Dónde están los profes
Entonces, ¿dónde están nuestros profesores?¿Qué ha quedado de ellos?
Una de las explicaciones que en estos convulsos tiempos de crisis económicas consecutivas, rebozadas de pandemias y dificultades para todos a la hora de compaginar enseñanza y aprendizaje, es la llegada a la docencia de licenciados de otras carreras que, ante las dificultades para encontrar una salida laboral en la profesión que inicialmente eligieron y, en la que se formaron, recalan en la enseñanza como válvula de escape. Esa llegada al trabajo por el trabajo y no a la tarea diaria para cumplir con interés los preceptos de transmitir sus conocimientos y los de los distintos autores a los adolescentes, es fatídica para los jóvenes que luchan por ir labrándose un futuro desde estos niveles educativos.
En definitiva, una palabra sí que define toda esta problemática: vocación.
Tratando con otros padres, con alumnos y con profesores implicados hemos observado este tipo de comportamientos. Tan diferentes en unos docentes y en otros, generalmente para mal.
Y es que, con lo anteriormente expuesto, los adolescentes se ven más veces abocados a dejar de luchar por sus objetivos que a defenderlos con orgullo y mayor esfuerzo si cabe. La labor psicológica de sus progenitores se antoja –al igual que en esa parte de la educación que les corresponde– primordial en esos difíciles momentos.

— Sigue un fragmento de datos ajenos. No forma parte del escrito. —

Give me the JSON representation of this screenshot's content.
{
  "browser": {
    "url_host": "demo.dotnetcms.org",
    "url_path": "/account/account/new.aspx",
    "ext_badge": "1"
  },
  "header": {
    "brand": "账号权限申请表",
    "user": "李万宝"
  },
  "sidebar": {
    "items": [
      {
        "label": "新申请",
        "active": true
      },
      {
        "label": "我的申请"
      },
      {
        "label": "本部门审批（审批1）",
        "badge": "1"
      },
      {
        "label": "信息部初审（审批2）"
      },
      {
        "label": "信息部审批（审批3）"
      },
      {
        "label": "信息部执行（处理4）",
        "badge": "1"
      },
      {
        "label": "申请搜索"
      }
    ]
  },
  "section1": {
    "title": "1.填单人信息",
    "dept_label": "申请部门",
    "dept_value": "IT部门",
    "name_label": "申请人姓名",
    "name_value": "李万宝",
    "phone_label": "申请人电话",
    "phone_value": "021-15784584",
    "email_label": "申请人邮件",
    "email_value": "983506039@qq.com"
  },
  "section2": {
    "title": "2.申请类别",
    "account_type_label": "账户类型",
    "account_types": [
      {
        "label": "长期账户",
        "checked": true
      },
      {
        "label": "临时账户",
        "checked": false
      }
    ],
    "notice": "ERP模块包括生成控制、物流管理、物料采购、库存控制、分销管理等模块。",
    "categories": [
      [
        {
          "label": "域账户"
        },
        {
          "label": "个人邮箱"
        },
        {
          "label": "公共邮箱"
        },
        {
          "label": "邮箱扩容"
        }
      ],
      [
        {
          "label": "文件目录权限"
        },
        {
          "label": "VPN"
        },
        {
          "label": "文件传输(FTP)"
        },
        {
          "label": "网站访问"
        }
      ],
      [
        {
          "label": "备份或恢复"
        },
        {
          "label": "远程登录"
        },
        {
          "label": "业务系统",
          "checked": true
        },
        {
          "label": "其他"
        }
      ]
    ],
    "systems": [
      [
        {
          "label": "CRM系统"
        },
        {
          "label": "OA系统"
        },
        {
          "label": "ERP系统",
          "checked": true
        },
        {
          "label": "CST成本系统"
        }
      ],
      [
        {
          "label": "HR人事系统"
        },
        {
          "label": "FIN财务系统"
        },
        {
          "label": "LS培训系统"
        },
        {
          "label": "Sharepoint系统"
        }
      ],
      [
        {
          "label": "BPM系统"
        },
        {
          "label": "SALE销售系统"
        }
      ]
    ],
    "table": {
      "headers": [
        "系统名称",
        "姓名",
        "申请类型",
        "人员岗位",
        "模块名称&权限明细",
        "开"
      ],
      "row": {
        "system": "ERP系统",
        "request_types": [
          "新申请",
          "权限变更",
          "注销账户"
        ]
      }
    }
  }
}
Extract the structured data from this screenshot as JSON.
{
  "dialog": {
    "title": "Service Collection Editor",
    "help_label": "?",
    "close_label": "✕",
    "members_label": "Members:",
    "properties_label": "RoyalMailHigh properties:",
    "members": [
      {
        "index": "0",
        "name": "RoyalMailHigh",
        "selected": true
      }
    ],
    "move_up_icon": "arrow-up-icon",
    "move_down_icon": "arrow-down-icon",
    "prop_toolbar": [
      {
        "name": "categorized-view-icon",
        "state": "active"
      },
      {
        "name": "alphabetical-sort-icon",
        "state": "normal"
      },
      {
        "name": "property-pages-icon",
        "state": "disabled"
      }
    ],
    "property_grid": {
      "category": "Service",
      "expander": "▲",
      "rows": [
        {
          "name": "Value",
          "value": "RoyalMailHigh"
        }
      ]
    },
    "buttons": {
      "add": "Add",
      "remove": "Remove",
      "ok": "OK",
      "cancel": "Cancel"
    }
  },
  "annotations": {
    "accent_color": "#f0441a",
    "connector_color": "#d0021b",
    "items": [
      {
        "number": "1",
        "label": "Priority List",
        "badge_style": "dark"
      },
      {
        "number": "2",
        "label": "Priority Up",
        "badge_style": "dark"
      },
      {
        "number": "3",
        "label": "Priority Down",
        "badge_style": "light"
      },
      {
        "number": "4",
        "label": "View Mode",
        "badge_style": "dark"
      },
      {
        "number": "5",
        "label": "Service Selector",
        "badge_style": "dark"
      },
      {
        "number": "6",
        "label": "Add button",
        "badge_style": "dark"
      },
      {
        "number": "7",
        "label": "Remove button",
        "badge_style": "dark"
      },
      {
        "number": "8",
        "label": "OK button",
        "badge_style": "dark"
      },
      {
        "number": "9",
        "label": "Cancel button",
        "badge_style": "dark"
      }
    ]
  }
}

Cuando se trabaja y desde casa se ve; cuando se intenta subir nota o se cumplen las directrices que el profesor de turno marca para valorar la capacidad intelectual, de sacrificio y de esfuerzo de los alumnos; cuando no hay comportamientos negativos ni de mal rollo hacia nadie… y, no se es capaz a veces de subir unas décimas vitales para las notas medias, entonces da mucho que pensar. Y, si las explicaciones que se ofrecen a estos jóvenes son del tipo que “porque no me da la gana” o “yo hago lo que quiero”, mal vamos.
Es más, si en el otro lado de la balanza sabemos de profesores que no se conforman con colocar notas o catalogar de antemano a sus buenos y malos y se esfuerzan por enseñar a todos repitiendo exámenes o las partes de las materias en las que más se erra, ahí aparece el rayo de esperanza para el futuro de los que en pocos años llevarán las riendas del país. Eso es PROFESIONALIDAD, VOCACIÓN y PERSONALIDAD. ¡Qué tres palabras en mayúscula!